In some ways The Transit Room summarizes all the rest. When that many people (around 100,000 officially; 200,000 unofficially) gather in front of the Diet building shouting “No Nukes!,” the energy is so intense that I felt like society might really change. I felt I could use that free-for-all fight in the last room to avoid leaving the viewer with an easy solution in their mind at the end.

Curator Takahashi described that room as a mirror reflecting the viewer’s own world view. Some visitors feel despair, others are spurred to action and some feel nothing can be done.

For this exhibition I chose to focus on emotion and not deal too much with information. I see a battle over information, but it is not really about looking up things on the Web and feeling safe.

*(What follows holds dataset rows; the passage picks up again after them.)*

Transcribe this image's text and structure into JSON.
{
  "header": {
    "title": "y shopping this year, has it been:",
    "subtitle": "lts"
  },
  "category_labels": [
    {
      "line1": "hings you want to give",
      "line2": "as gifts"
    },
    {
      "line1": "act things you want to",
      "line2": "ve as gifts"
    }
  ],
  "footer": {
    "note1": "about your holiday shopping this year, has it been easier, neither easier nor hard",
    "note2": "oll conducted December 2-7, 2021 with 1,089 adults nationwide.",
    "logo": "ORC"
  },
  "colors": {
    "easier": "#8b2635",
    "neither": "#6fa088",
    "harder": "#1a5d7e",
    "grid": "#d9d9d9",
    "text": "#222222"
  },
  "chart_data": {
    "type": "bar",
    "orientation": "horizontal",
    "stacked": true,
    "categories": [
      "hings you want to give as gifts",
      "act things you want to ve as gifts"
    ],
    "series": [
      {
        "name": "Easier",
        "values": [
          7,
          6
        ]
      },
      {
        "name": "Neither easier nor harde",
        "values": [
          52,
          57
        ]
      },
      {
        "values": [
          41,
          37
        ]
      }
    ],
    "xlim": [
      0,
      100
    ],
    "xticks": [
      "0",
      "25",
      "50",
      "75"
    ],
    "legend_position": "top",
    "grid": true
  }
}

I am emotionally driven to action. Art utilizes emotion to address these issues that may seem to be all about information. I really hate trivial control of information.

Do you suggest a return to emotions in a society that is overfilled with information?

Yes. It is a consciousness we all have in our bodies to feel danger. Like an animal can sense a threat directly in their body. There is more to be felt from the heart. I want this exhibit to encourage listening to voices of the heart.

In planning this exhibition you envisioned that it would span from 1945 to 2040, what would you like people to take away from this show for the future?

People may think more deeply about this in the future. Also the affects of radiation might become more serious, so this show might later be considered tepid. Ideally, I hope people will see this show and stop all things nuclear, but I know that is impossible.

I don’t know what the future holds, but I hope people will reconsider their lifestyles and realize that they are connected to other realities in the world.

“Tadasu Takamine’s Cool Japan” at Art Tower Mito runs till Feb. 17; open 9:30 a.m.- 6:30 p.m. ¥800. Closed Mon. and Tue. if Mon. is a holiday. There will be an artist’s talk at the gallery on Feb. 16 from 2-3 p.m. www.arttowermito.or.jp/gallery_en/gallery01.html.